Recession concerns have gained prominence, while worries about stubbornly high inflation persist, it read.

“Once again, risks are heavily tilted to the downside, they have risen with the recent financial turmoil. Most prominently, recent banking system turbulence could result in a sharper and more persistent tightening of global financial conditions.

“The simultaneous rate hikes across countries could have more contractionary effects than expected, especially as debt levels are at historical highs. There might be a need for more monetary tightening if inflation remains stickier than expected. These risks and more could all materialise at a time when policymakers face much more limited policy space to offset negative shocks, especially in low-income countries,” added the IMF chief economist.

With the fog around current and prospective economic conditions thickening, policymakers have a narrow path to walk towards restoring price stability while avoiding a recession and maintaining financial stability. Achieving strong, sustainable, and inclusive growth will require policymakers to stay agile and be ready to adjust as information becomes available.

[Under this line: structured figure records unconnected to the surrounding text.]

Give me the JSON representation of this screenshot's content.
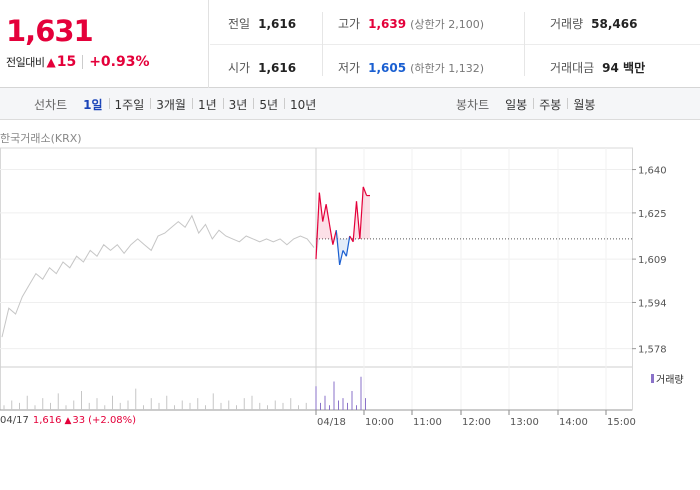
{
  "summary": {
    "price": "1,631",
    "change_label": "전일대비",
    "change_arrow": "▲",
    "change_value": "15",
    "change_rate": "+0.93%",
    "prev_close_label": "전일",
    "prev_close": "1,616",
    "high_label": "고가",
    "high": "1,639",
    "upper_limit": "(상한가 2,100)",
    "volume_label": "거래량",
    "volume": "58,466",
    "open_label": "시가",
    "open": "1,616",
    "low_label": "저가",
    "low": "1,605",
    "lower_limit": "(하한가 1,132)",
    "amount_label": "거래대금",
    "amount": "94 백만"
  },
  "toolbar": {
    "line_title": "선차트",
    "line_periods": [
      "1일",
      "1주일",
      "3개월",
      "1년",
      "3년",
      "5년",
      "10년"
    ],
    "active_period": "1일",
    "candle_title": "봉차트",
    "candle_periods": [
      "일봉",
      "주봉",
      "월봉"
    ]
  },
  "chart": {
    "source": "한국거래소(KRX)",
    "y_ticks": [
      "1,640",
      "1,625",
      "1,609",
      "1,594",
      "1,578"
    ],
    "x_ticks": [
      "04/18",
      "10:00",
      "11:00",
      "12:00",
      "13:00",
      "14:00",
      "15:00"
    ],
    "volume_legend": "거래량",
    "prev_day": {
      "date": "04/17",
      "price": "1,616",
      "arrow": "▲",
      "change": "33",
      "rate": "(+2.08%)"
    },
    "colors": {
      "up": "#e4003a",
      "down": "#1a5fd1",
      "prev": "#c6c6c6",
      "volume_today": "#8a72c9"
    }
  },
  "chart_data": {
    "type": "line",
    "title": "",
    "ylabel": "",
    "xlabel": "",
    "ylim": [
      1572,
      1644
    ],
    "y_ticks": [
      1640,
      1625,
      1609,
      1594,
      1578
    ],
    "baseline": 1616,
    "x_labels": [
      "04/18",
      "10:00",
      "11:00",
      "12:00",
      "13:00",
      "14:00",
      "15:00"
    ],
    "series": [
      {
        "name": "",
        "values": [
          1582,
          1592,
          1590,
          1596,
          1600,
          1604,
          1602,
          1606,
          1604,
          1608,
          1606,
          1610,
          1608,
          1612,
          1610,
          1614,
          1612,
          1614,
          1611,
          1614,
          1616,
          1614,
          1612,
          1617,
          1618,
          1620,
          1622,
          1620,
          1624,
          1618,
          1621,
          1616,
          1619,
          1617,
          1616,
          1615,
          1617,
          1616,
          1615,
          1616,
          1615,
          1616,
          1614,
          1616,
          1617,
          1616,
          1613
        ]
      },
      {
        "name": "",
        "values": [
          1609,
          1632,
          1622,
          1628,
          1621,
          1614,
          1619,
          1607,
          1612,
          1610,
          1617,
          1615,
          1629,
          1616,
          1634,
          1631,
          1631
        ]
      }
    ],
    "volume": {
      "name": "",
      "prev_day": [
        2,
        4,
        3,
        6,
        2,
        5,
        3,
        7,
        2,
        4,
        8,
        3,
        5,
        2,
        6,
        3,
        4,
        9,
        2,
        5,
        3,
        6,
        2,
        4,
        3,
        5,
        2,
        7,
        3,
        4,
        2,
        5,
        6,
        3,
        2,
        4,
        3,
        5,
        2,
        3
      ],
      "today": [
        10,
        3,
        6,
        2,
        12,
        4,
        5,
        3,
        8,
        2,
        14,
        5
      ]
    }
  }
}
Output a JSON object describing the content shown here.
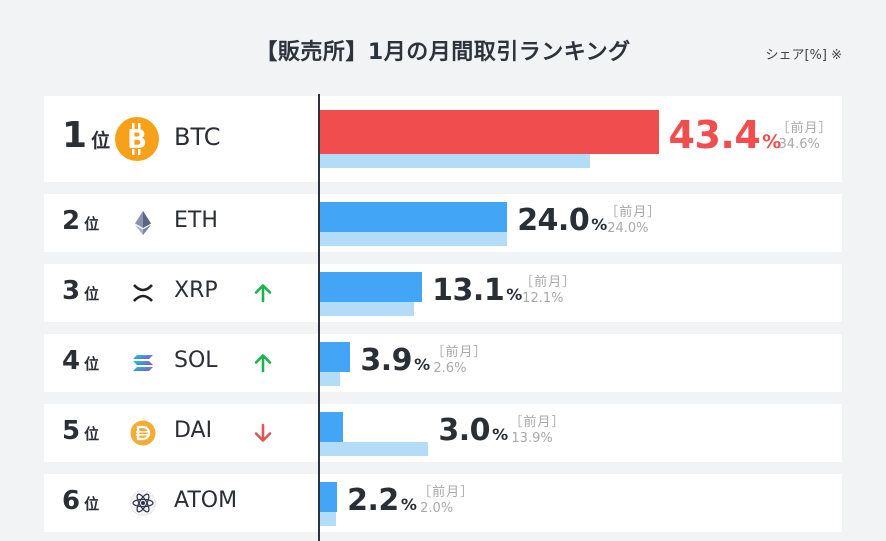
{
  "title": "【販売所】1月の月間取引ランキング",
  "unit_label": "シェア[%] ※",
  "rank_suffix": "位",
  "prev_label": "［前月］",
  "percent_sign": "%",
  "colors": {
    "highlight": "#f04e4e",
    "current": "#42a5f5",
    "previous": "#b3dcf8",
    "up": "#19b54a",
    "down": "#e05555"
  },
  "chart_data": {
    "type": "bar",
    "title": "【販売所】1月の月間取引ランキング",
    "ylabel": "シェア[%]",
    "categories": [
      "BTC",
      "ETH",
      "XRP",
      "SOL",
      "DAI",
      "ATOM"
    ],
    "series": [
      {
        "name": "1月",
        "values": [
          43.4,
          24.0,
          13.1,
          3.9,
          3.0,
          2.2
        ]
      },
      {
        "name": "前月",
        "values": [
          34.6,
          24.0,
          12.1,
          2.6,
          13.9,
          2.0
        ]
      }
    ],
    "xlim": [
      0,
      50
    ]
  },
  "rows": [
    {
      "rank": "1",
      "symbol": "BTC",
      "icon": "bitcoin-icon",
      "trend": "none",
      "value": "43.4",
      "prev": "34.6%",
      "highlight": true
    },
    {
      "rank": "2",
      "symbol": "ETH",
      "icon": "ethereum-icon",
      "trend": "none",
      "value": "24.0",
      "prev": "24.0%",
      "highlight": false
    },
    {
      "rank": "3",
      "symbol": "XRP",
      "icon": "xrp-icon",
      "trend": "up",
      "value": "13.1",
      "prev": "12.1%",
      "highlight": false
    },
    {
      "rank": "4",
      "symbol": "SOL",
      "icon": "solana-icon",
      "trend": "up",
      "value": "3.9",
      "prev": "2.6%",
      "highlight": false
    },
    {
      "rank": "5",
      "symbol": "DAI",
      "icon": "dai-icon",
      "trend": "down",
      "value": "3.0",
      "prev": "13.9%",
      "highlight": false
    },
    {
      "rank": "6",
      "symbol": "ATOM",
      "icon": "cosmos-icon",
      "trend": "none",
      "value": "2.2",
      "prev": "2.0%",
      "highlight": false
    }
  ]
}
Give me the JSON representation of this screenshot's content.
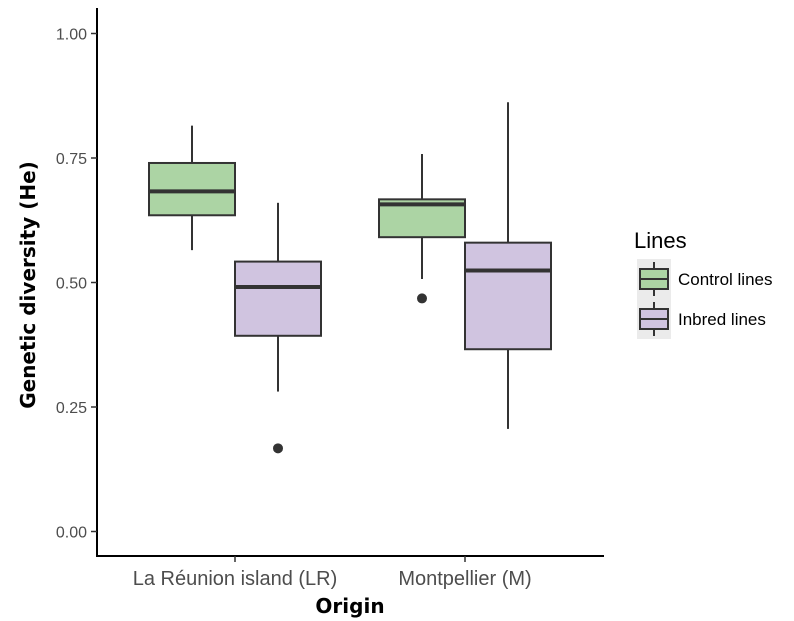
{
  "chart_data": {
    "type": "boxplot",
    "xlabel": "Origin",
    "ylabel": "Genetic diversity (He)",
    "ylim": [
      0,
      1.05
    ],
    "yticks": [
      "0.00",
      "0.25",
      "0.50",
      "0.75",
      "1.00"
    ],
    "grid": false,
    "legend": {
      "title": "Lines",
      "placement": "right",
      "entries": [
        "Control lines",
        "Inbred lines"
      ]
    },
    "categories": [
      "La Réunion island (LR)",
      "Montpellier (M)"
    ],
    "series": [
      {
        "name": "Control lines",
        "color": "#acd4a4",
        "boxes": [
          {
            "whisker_low": 0.565,
            "q1": 0.635,
            "median": 0.683,
            "q3": 0.74,
            "whisker_high": 0.815,
            "outliers": []
          },
          {
            "whisker_low": 0.507,
            "q1": 0.591,
            "median": 0.657,
            "q3": 0.667,
            "whisker_high": 0.758,
            "outliers": [
              0.468
            ]
          }
        ]
      },
      {
        "name": "Inbred lines",
        "color": "#d0c4e0",
        "boxes": [
          {
            "whisker_low": 0.281,
            "q1": 0.393,
            "median": 0.491,
            "q3": 0.542,
            "whisker_high": 0.66,
            "outliers": [
              0.167
            ]
          },
          {
            "whisker_low": 0.206,
            "q1": 0.366,
            "median": 0.524,
            "q3": 0.58,
            "whisker_high": 0.862,
            "outliers": []
          }
        ]
      }
    ]
  }
}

Gourinchas said: “First, as long as financial stress is not systemic as it is now, the fight against inflation should remain the priority for central banks. Second, to safeguard financial stability, central banks should use separate tools and communicate their objectives clearly to avoid unwarranted volatility. Financial policies should remain laser focused on preserving financial stability and watch for any buildup of risks in banks, non-banks, and the real estate sectors. Third, in many countries fiscal policy should tighten to ease inflation pressures, restore debt sustainability, and rebuild fiscal buffers.

“Finally, in the event of capital outflows that raise financial stability risks, emerging market and developing economies should use the integrated policy framework, combining temporary targeted foreign exchange interventions and capital flow measures where appropriate.”

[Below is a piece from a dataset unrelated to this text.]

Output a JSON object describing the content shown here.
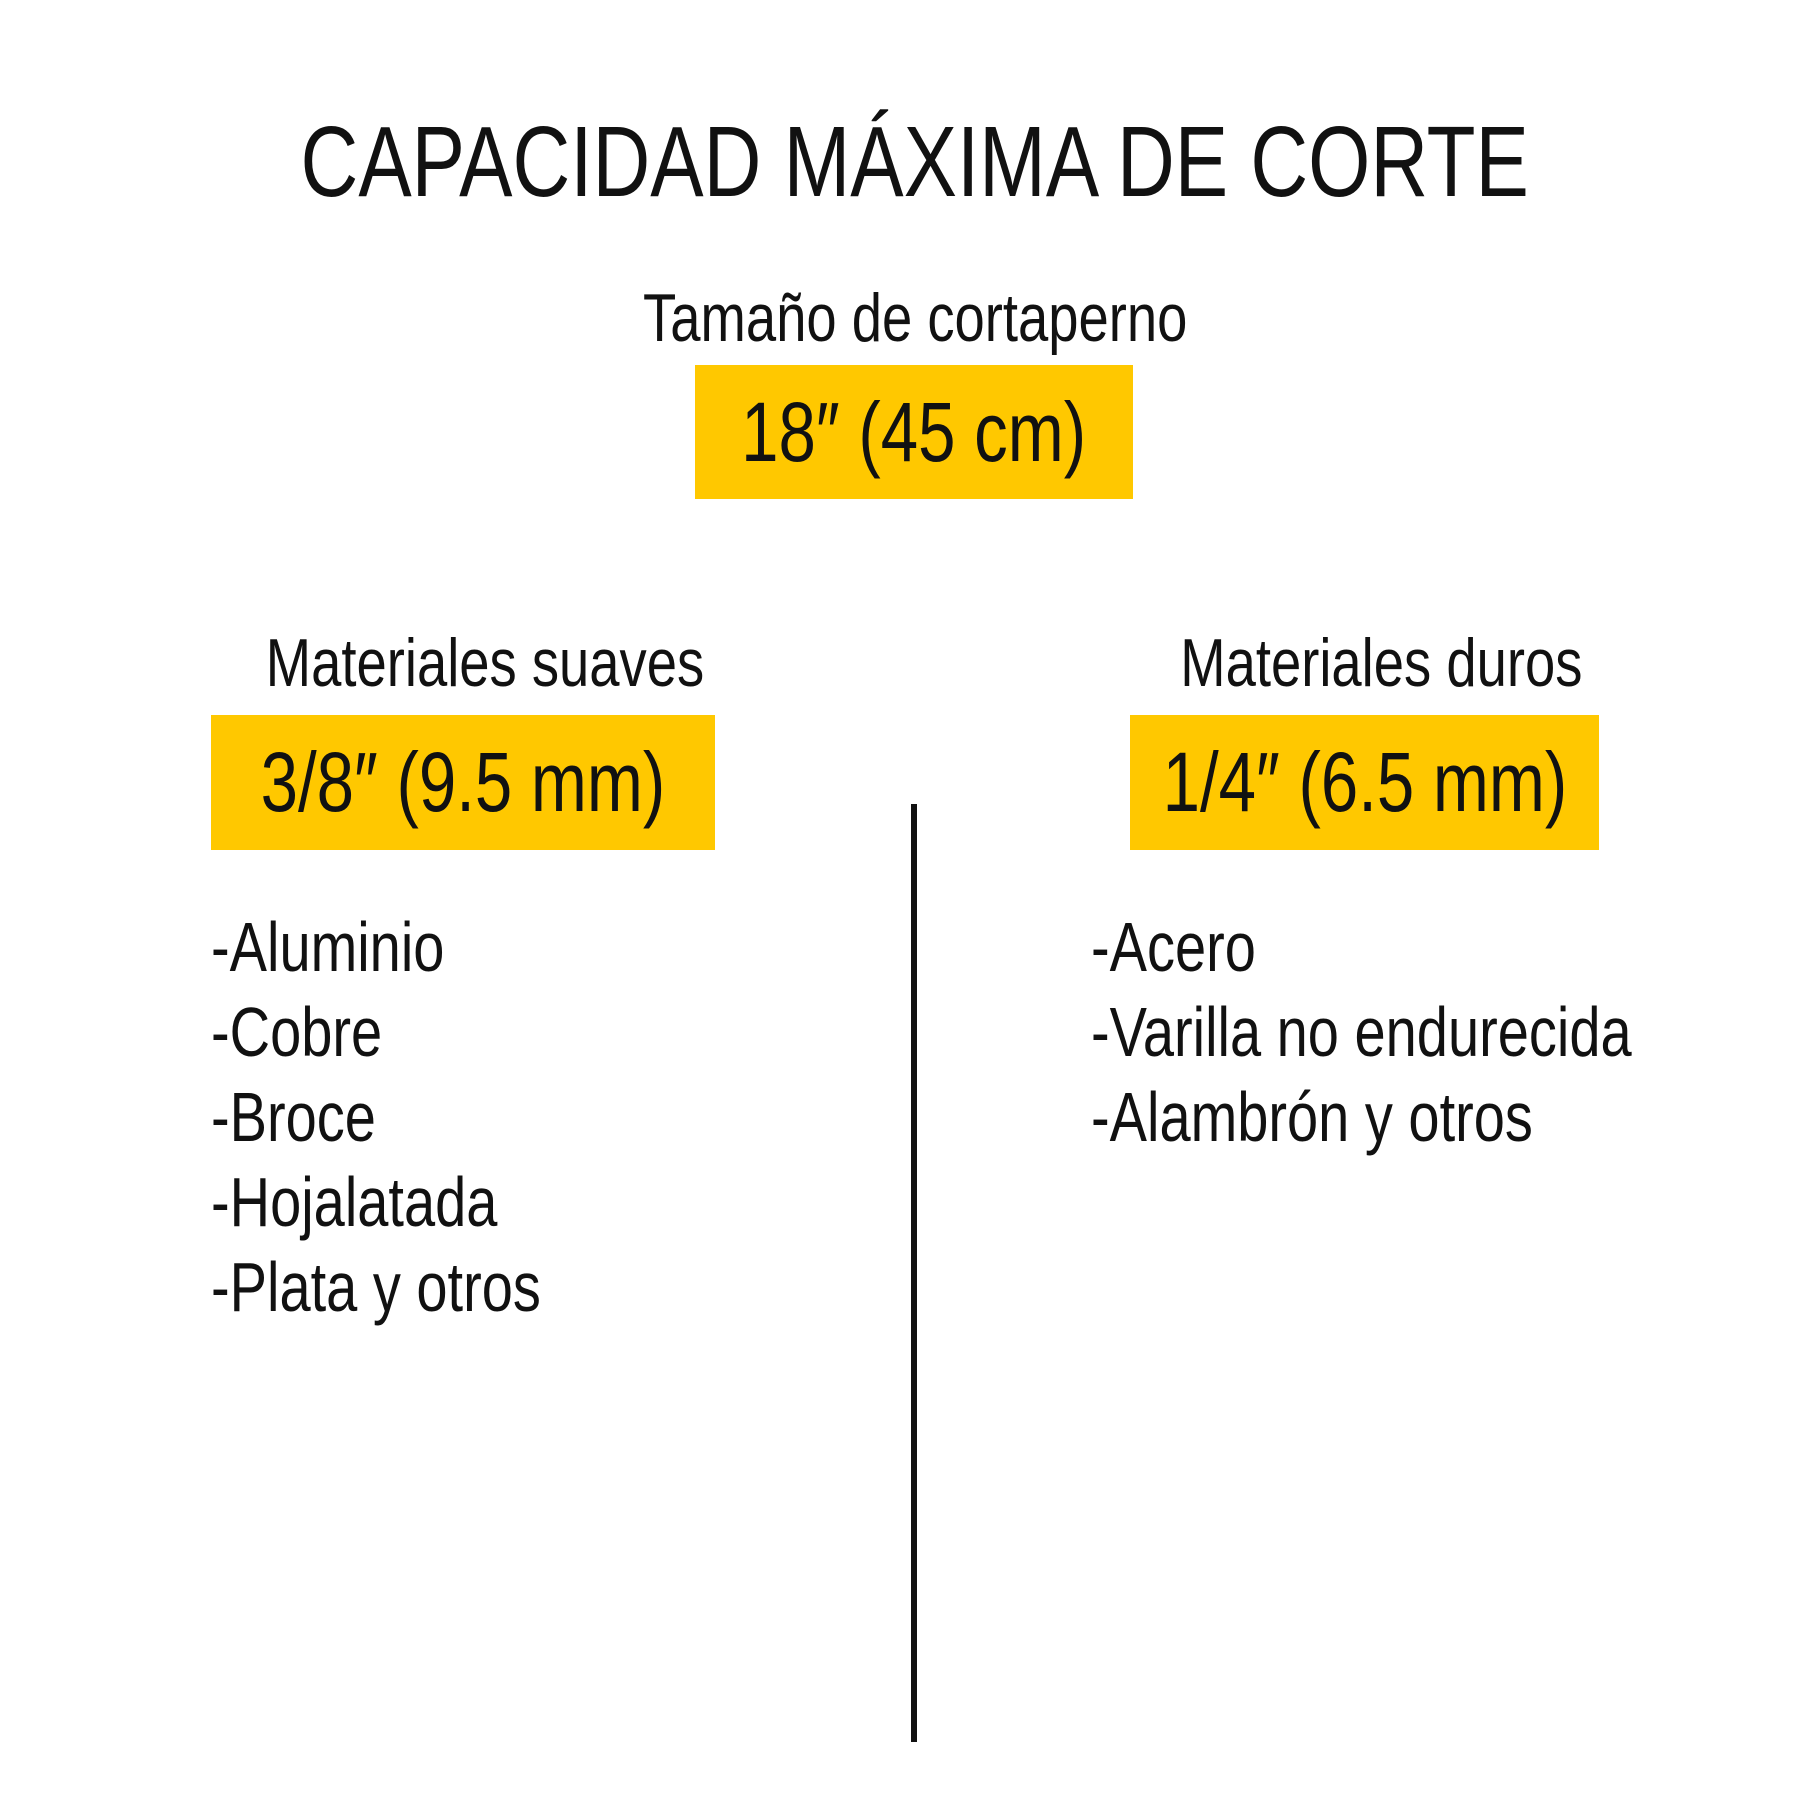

In other news, according to the World Bank’s latest Global Economic Prospects report, global growth is “slowing sharply” in the face of elevated inflation, higher interest rates, reduced investment, and disruptions caused by the Russia-Ukraine crisis.

The global economy is projected to grow by 1.7 per cent in 2023 and 2.7 per cent in 2024.

 Read: Global economy ‘slowing sharply’, projected to grow by 1.7% in 2023, says World Bank

The report highlighted that “given fragile economic conditions, any new adverse development, such as higher-than-expected inflation, abrupt rises in interest rates to contain it, a resurgence of the Covid-19 pandemic, or escalating geopolitical tensions, could push the global economy into recession”.

The sharp downturn in growth is expected to be widespread, with forecasts in 2023 revised down for 95 per cent of advanced economies and nearly 70 per cent of emerging market and developing economies, the report stated.